In some embodiments, data input into a neural network may take the form of a vector. A vector may be a one-dimension matrix (e.g., a matrix with one row and many columns) of numbers, each of which expresses data related to, for example, image analysis (for example, for recognizing text in screenshots of historical conversations), audio analysis (for example, for recognizing dialogue in an audio log of a phone call) and natural-language processing. A vector may also be referred to herein as an “input vector,” a “feature vector,” or a “multi-dimension vector.” For example, this vector may include properties of an utterance that is being analyzed.
Such a neural network is illustrated in FIG. 4. In FIG. 4, neural network 400 may be trained to structure unstructured historical conversation data or to determine a confidence value that an utterance should be associated with a particular intent. The inputs of neural network 400 are represented by feature vectors 402-l through 402-k. These feature vectors may contain all information that is available regarding an utterance. In some embodiments, feature vectors 402-l through 402-k may be identical copies of each other. In some embodiments, more of instances of feature vectors 402 may be utilized. The number of feature vectors 402-l through 402-k may correspond to the number of neurons in feature layer 404. In other words, in some embodiments, the number of inputs 402-l through 402-k (i.e., the number represented by m) may equal (and thus be determined by) the number of first-layer neurons in the network. In other embodiments, neural network 400 may incorporate 1 or more bias neurons in the first layer, in which case the number of inputs 402-l through 402-k may equal the number of first-layer neurons in the network minus the number of first-layer bias neurons.
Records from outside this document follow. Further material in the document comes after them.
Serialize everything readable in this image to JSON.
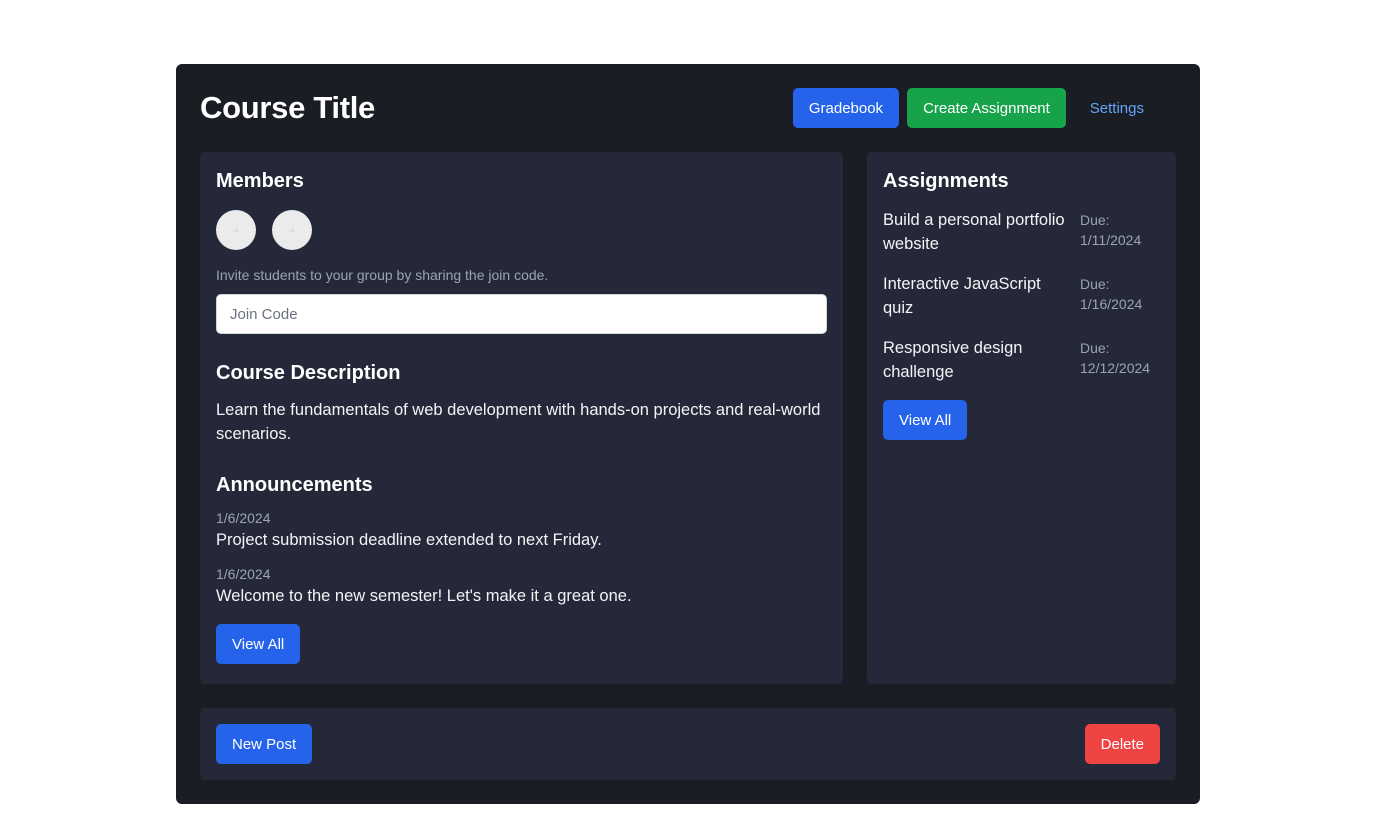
{
  "header": {
    "title": "Course Title",
    "gradebook_label": "Gradebook",
    "create_assignment_label": "Create Assignment",
    "settings_label": "Settings"
  },
  "members": {
    "title": "Members",
    "avatar_count": 2,
    "invite_hint": "Invite students to your group by sharing the join code.",
    "join_code_placeholder": "Join Code",
    "join_code_value": ""
  },
  "description": {
    "title": "Course Description",
    "text": "Learn the fundamentals of web development with hands-on projects and real-world scenarios."
  },
  "announcements": {
    "title": "Announcements",
    "items": [
      {
        "date": "1/6/2024",
        "text": "Project submission deadline extended to next Friday."
      },
      {
        "date": "1/6/2024",
        "text": "Welcome to the new semester! Let's make it a great one."
      }
    ],
    "view_all_label": "View All"
  },
  "assignments": {
    "title": "Assignments",
    "due_prefix": "Due:",
    "items": [
      {
        "title": "Build a personal portfolio website",
        "due": "1/11/2024"
      },
      {
        "title": "Interactive JavaScript quiz",
        "due": "1/16/2024"
      },
      {
        "title": "Responsive design challenge",
        "due": "12/12/2024"
      }
    ],
    "view_all_label": "View All"
  },
  "footer": {
    "new_post_label": "New Post",
    "delete_label": "Delete"
  },
  "colors": {
    "page_background": "#ffffff",
    "window_background": "#1b1d24",
    "panel_background": "#252838",
    "primary_blue": "#2563eb",
    "success_green": "#16a34a",
    "danger_red": "#ef4444",
    "link_blue": "#60a5fa",
    "muted_text": "#9ca3af"
  }
}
Feature layer 404 contains neurons 401-l through 401-m. Neurons 404-l through 404-m accept as inputs feature vectors 402-l through 402-k and process the information therein. Once vectors 402-l through 402-k are processed, neurons 404-l through 404-m provide the resulting values to the neurons in hidden layer 406. These neurons, 406-l through 406-n, further process the information, and pass the resulting values to the neurons in hidden layer 408. Similarly, neurons 408-l through 408-o further process the information and pass it to neurons 410-l through 410-p. Neurons 410-l thorough 410-p process the data and deliver it to the output layer of the neural network, which, as illustrated, contains neuron 412. Neuron 412 may be trained to calculate two values—value 414 and value 416. Value 414 may represent the likelihood that an utterance is associated with an intent that is associated with neural network 500. Value 416, on the other hand, may represent the likelihood that the utterance is not associated with that intent.
In some embodiments, neural network 400 may have more than 5 layers of neurons (as presented) or fewer than 5 layers. These 5 layers may each comprise the same amount of neurons as any other layer, more neurons than any other layer, fewer neurons than any other layer, or more neurons than some layers and fewer neurons than other layers. Finally, in some embodiments, the output of output layer 412 may be used to determine the intent of an utterance received by a chatbot, which may then be used to determine an appropriate response to the utterance.
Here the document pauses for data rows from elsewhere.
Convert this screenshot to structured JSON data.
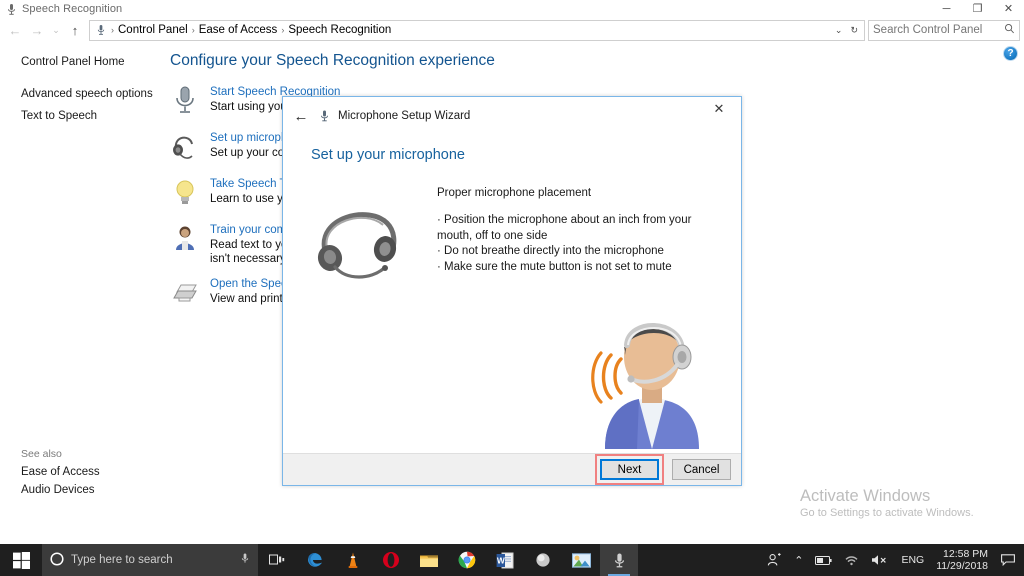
{
  "window": {
    "title": "Speech Recognition",
    "title_icon": "microphone-icon",
    "minimize_label": "─",
    "maximize_label": "❐",
    "close_label": "✕"
  },
  "nav": {
    "back_label": "←",
    "forward_label": "→",
    "recent_label": "⌄",
    "up_label": "↑",
    "refresh_label": "↻",
    "dropdown_label": "⌄",
    "breadcrumb_icon": "microphone-icon",
    "breadcrumbs": [
      "Control Panel",
      "Ease of Access",
      "Speech Recognition"
    ],
    "separator": "›"
  },
  "search": {
    "placeholder": "Search Control Panel",
    "icon": "search-icon"
  },
  "sidebar": {
    "home_label": "Control Panel Home",
    "items": [
      {
        "label": "Advanced speech options"
      },
      {
        "label": "Text to Speech"
      }
    ],
    "see_also": {
      "header": "See also",
      "links": [
        {
          "label": "Ease of Access"
        },
        {
          "label": "Audio Devices"
        }
      ]
    }
  },
  "main": {
    "page_title": "Configure your Speech Recognition experience",
    "help_label": "?",
    "tasks": [
      {
        "icon": "microphone-icon",
        "link": "Start Speech Recognition",
        "desc": "Start using your voice"
      },
      {
        "icon": "headset-icon",
        "link": "Set up microphone",
        "desc": "Set up your compute"
      },
      {
        "icon": "lightbulb-icon",
        "link": "Take Speech Tutorial",
        "desc": "Learn to use your cor"
      },
      {
        "icon": "user-training-icon",
        "link": "Train your computer",
        "desc": "Read text to your con",
        "desc2": "isn't necessary, but ca"
      },
      {
        "icon": "printer-icon",
        "link": "Open the Speech Ref",
        "desc": "View and print a list o"
      }
    ]
  },
  "dialog": {
    "wizard_title": "Microphone Setup Wizard",
    "wizard_icon": "microphone-icon",
    "back_label": "←",
    "close_label": "✕",
    "heading": "Set up your microphone",
    "illustration_headset": "headset-image",
    "illustration_person": "person-with-headset-image",
    "lead": "Proper microphone placement",
    "bullets": [
      "Position the microphone about an inch from your mouth, off to one side",
      "Do not breathe directly into the microphone",
      "Make sure the mute button is not set to mute"
    ],
    "next_label": "Next",
    "cancel_label": "Cancel"
  },
  "watermark": {
    "line1": "Activate Windows",
    "line2": "Go to Settings to activate Windows."
  },
  "taskbar": {
    "start_label": "start-icon",
    "search_placeholder": "Type here to search",
    "search_circle_icon": "cortana-circle-icon",
    "search_mic_icon": "microphone-icon",
    "buttons": [
      {
        "name": "task-view",
        "icon": "task-view-icon"
      },
      {
        "name": "edge",
        "icon": "edge-icon"
      },
      {
        "name": "vlc",
        "icon": "vlc-cone-icon"
      },
      {
        "name": "opera",
        "icon": "opera-icon"
      },
      {
        "name": "file-explorer",
        "icon": "folder-icon"
      },
      {
        "name": "chrome",
        "icon": "chrome-icon"
      },
      {
        "name": "word",
        "icon": "word-icon"
      },
      {
        "name": "sphere-app",
        "icon": "sphere-icon"
      },
      {
        "name": "photos-app",
        "icon": "picture-icon"
      },
      {
        "name": "speech-recognition",
        "icon": "microphone-icon"
      }
    ],
    "tray": {
      "people_icon": "people-icon",
      "chevron_icon": "⌃",
      "battery_icon": "battery-icon",
      "wifi_icon": "wifi-icon",
      "volume_icon": "volume-mute-icon",
      "language": "ENG",
      "time": "12:58 PM",
      "date": "11/29/2018",
      "notification_icon": "notification-icon"
    }
  },
  "colors": {
    "accent_blue": "#1e6fbd",
    "title_blue": "#13548f",
    "dialog_border": "#7ab6e8",
    "highlight_red": "#f08080",
    "focus_blue": "#0078d7",
    "taskbar_bg": "#1f1f1f"
  }
}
FIG. 6 depicts the representative major components of an example Computer System 601 that may be used in accordance with embodiments of the present disclosure. The particular components depicted are presented for the purpose of example only and are not necessarily the only such variations. The Computer System 601 may include a Processor 610, Memory 620, an Input/Output Interface (also referred to herein as I/O or I/O Interface) 630, and a Main Bus 640. The Main Bus 640 may provide communication pathways for the other components of the Computer System 601. In some embodiments, the Main Bus 640 may connect to other components such as a specialized digital signal processor (not depicted).
The Processor 610 of the Computer System 601 may include one or more CPUs 612. The Processor 610 may additionally include one or more memory buffers or caches (not depicted) that provide temporary storage of instructions and data for the CPU 612. The CPU 612 may perform instructions on input provided from the caches or from the Memory 620 and output the result to caches or the Memory 620. The CPU 612 may include one or more circuits configured to perform one or methods consistent with embodiments of the present disclosure. In some embodiments, the Computer System 601 may contain multiple Processors 610 typical of a relatively large system. In other embodiments, however, the Computer System 601 may be a single processor with a singular CPU 612.
The Memory 620 of the Computer System 601 may include a Memory Controller 622 and one or more memory modules for temporarily or permanently storing data (not depicted). In some embodiments, the Memory 620 may include a random-access semiconductor memory, storage device, or storage medium (either volatile or non-volatile) for storing data and programs. The Memory Controller 622 may communicate with the Processor 610, facilitating storage and retrieval of information in the memory modules. The Memory Controller 622 may communicate with the I/O Interface 630, facilitating storage and retrieval of input or output in the memory modules. In some embodiments, the memory modules may be dual in-line memory modules.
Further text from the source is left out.